Single by Alphaville

from the album Afternoons in Utopia
- B-side: "Next Generation"
- Released: June 1986
- Recorded: March 1986
- Studio: Hansa Tonstudio, Berlin
- Genre: Synth-pop
- Length: 3:57 (7" version) 6:01 (Aquarian Dance Mix)
- Label: Atlantic / WEA
- Songwriters: Marian Gold Bernhard Lloyd Ricky Echolette
- Producer: Peter Walsh

Alphaville singles chronology
| "Dance With Me" (1986) | "Universal Daddy" (1986) | "Jerusalem" (1986) |

= Universal Daddy =

Universal Daddy is the sixth single by Alphaville, and the second from their album Afternoons in Utopia.
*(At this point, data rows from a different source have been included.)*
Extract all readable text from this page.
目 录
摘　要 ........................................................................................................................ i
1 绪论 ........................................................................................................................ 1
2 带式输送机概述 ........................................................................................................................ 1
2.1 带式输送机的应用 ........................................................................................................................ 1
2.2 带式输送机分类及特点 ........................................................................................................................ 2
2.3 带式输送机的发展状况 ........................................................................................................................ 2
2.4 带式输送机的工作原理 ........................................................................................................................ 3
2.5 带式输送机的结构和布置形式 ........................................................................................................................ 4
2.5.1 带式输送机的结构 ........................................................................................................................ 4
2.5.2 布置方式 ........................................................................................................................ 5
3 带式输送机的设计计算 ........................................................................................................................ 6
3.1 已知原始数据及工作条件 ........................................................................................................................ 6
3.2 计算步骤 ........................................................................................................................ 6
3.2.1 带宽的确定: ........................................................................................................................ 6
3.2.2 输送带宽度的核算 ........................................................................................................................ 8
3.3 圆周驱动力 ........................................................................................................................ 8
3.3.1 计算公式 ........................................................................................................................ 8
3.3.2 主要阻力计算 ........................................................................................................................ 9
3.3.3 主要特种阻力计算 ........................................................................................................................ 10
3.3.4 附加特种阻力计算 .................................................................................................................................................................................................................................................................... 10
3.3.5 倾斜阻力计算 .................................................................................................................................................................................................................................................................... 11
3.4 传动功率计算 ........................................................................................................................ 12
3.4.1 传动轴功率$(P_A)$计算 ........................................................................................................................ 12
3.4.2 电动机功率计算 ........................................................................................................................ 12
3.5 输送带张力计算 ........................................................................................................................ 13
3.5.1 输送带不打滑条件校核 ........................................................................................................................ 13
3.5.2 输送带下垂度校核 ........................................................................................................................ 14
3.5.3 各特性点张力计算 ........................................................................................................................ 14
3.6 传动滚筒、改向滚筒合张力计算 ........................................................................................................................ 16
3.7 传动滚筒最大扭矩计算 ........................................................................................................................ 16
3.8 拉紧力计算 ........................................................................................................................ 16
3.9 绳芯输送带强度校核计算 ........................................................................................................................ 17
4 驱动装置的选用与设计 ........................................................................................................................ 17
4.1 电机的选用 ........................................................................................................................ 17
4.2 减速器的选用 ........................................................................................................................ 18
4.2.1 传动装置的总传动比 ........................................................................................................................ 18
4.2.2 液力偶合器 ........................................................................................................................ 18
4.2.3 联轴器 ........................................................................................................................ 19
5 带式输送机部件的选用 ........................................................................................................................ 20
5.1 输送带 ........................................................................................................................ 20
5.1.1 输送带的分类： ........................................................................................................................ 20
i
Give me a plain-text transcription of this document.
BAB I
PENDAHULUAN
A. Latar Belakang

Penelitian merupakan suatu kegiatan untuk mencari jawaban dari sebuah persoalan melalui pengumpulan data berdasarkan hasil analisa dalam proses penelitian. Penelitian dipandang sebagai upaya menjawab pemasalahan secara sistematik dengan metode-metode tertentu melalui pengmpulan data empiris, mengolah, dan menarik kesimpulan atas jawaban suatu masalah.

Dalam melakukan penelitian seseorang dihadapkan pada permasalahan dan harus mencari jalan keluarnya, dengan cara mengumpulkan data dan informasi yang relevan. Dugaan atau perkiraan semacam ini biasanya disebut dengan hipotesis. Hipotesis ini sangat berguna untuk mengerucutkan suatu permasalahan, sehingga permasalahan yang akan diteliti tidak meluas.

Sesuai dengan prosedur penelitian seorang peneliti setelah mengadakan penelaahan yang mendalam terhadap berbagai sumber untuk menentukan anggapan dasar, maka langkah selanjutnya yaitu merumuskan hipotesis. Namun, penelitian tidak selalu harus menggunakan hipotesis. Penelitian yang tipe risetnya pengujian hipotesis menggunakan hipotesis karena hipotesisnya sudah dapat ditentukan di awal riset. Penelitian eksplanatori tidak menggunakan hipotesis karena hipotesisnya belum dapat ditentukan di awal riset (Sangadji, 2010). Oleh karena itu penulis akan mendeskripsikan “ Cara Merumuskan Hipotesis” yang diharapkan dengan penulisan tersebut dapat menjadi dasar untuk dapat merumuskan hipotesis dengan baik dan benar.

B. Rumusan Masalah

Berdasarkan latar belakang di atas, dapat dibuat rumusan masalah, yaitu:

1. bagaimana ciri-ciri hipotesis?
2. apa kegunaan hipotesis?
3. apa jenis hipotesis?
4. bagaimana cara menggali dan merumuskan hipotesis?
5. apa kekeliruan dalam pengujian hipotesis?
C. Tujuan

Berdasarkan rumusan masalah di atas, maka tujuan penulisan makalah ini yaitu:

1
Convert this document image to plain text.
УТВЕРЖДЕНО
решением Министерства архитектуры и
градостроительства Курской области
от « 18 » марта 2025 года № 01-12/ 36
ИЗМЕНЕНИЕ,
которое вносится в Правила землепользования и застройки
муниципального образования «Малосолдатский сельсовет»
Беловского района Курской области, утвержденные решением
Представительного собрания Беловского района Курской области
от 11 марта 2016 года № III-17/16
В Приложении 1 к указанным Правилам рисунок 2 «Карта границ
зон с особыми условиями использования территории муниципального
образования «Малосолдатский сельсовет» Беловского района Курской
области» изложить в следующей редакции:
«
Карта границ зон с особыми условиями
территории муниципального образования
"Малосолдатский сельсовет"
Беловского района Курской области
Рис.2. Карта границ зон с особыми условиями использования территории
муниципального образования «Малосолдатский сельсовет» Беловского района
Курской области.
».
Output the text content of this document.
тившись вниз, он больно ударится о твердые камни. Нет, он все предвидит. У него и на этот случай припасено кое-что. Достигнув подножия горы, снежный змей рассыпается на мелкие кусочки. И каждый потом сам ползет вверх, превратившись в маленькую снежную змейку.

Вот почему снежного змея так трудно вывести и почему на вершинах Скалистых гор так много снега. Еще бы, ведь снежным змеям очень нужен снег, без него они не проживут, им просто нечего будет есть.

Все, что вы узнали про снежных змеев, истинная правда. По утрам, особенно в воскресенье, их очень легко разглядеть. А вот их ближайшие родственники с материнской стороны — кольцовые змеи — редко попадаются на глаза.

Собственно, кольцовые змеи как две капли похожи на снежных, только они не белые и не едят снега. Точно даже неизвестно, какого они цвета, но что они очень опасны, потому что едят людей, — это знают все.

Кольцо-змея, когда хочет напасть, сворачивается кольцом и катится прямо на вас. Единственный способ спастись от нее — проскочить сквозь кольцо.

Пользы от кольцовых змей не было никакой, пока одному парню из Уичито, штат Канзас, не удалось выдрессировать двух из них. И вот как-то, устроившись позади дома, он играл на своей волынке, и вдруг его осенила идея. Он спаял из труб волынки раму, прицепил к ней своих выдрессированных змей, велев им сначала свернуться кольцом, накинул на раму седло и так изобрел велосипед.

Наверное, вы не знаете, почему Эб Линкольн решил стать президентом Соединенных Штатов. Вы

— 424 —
It was released only in Europe.
==Reviews==
This song was described as one of the album's best songs and reminiscent of the kind of music that their contemporaries the Pet Shop Boys might produce. Despite the praise, the song is one of singer Marian Gold's least favorite Alphaville songs ever, saying simply that "the lyrics are the most embarrassing ones I've ever written".

==Track listings==
- 7" single
1. "Universal Daddy" — 3:57
2. "Next Generation" — 3:58

- 12" single
3. "Universal Daddy (Aquarian Dance Mix)" — 6:16
4. "Next Generation" — 3:58

- The writing credit for "Next Generation" is listed as "Gold/Lloyd/Echolette/Ryan"
- The B-side also appears on the US single release of "Red Rose", and a new remix of the song appears on 1999's Dreamscapes

- US Promotional 12" single (PR-978)
5. "Universal Daddy (Vocal/Extended Remix)" — 6:15
6. "Universal Daddy (Vocal/LP Version)" 3:54

- The "Vocal/Extended Remix" is the same as the UK's "Aquarian Dance Mix"
- In 2014, the "Aquarian Dance Mix" and the unaltered b-side "Next Generation" were released for the first time on CD on so80s presents Alphaville.

==Charts==

| Chart | Peak position |
|---|---|
| Switzerland Singles Chart | 26 |

==Other releases==
One demo of this song was released on the album Dreamscapes, and another on the fan-only release History.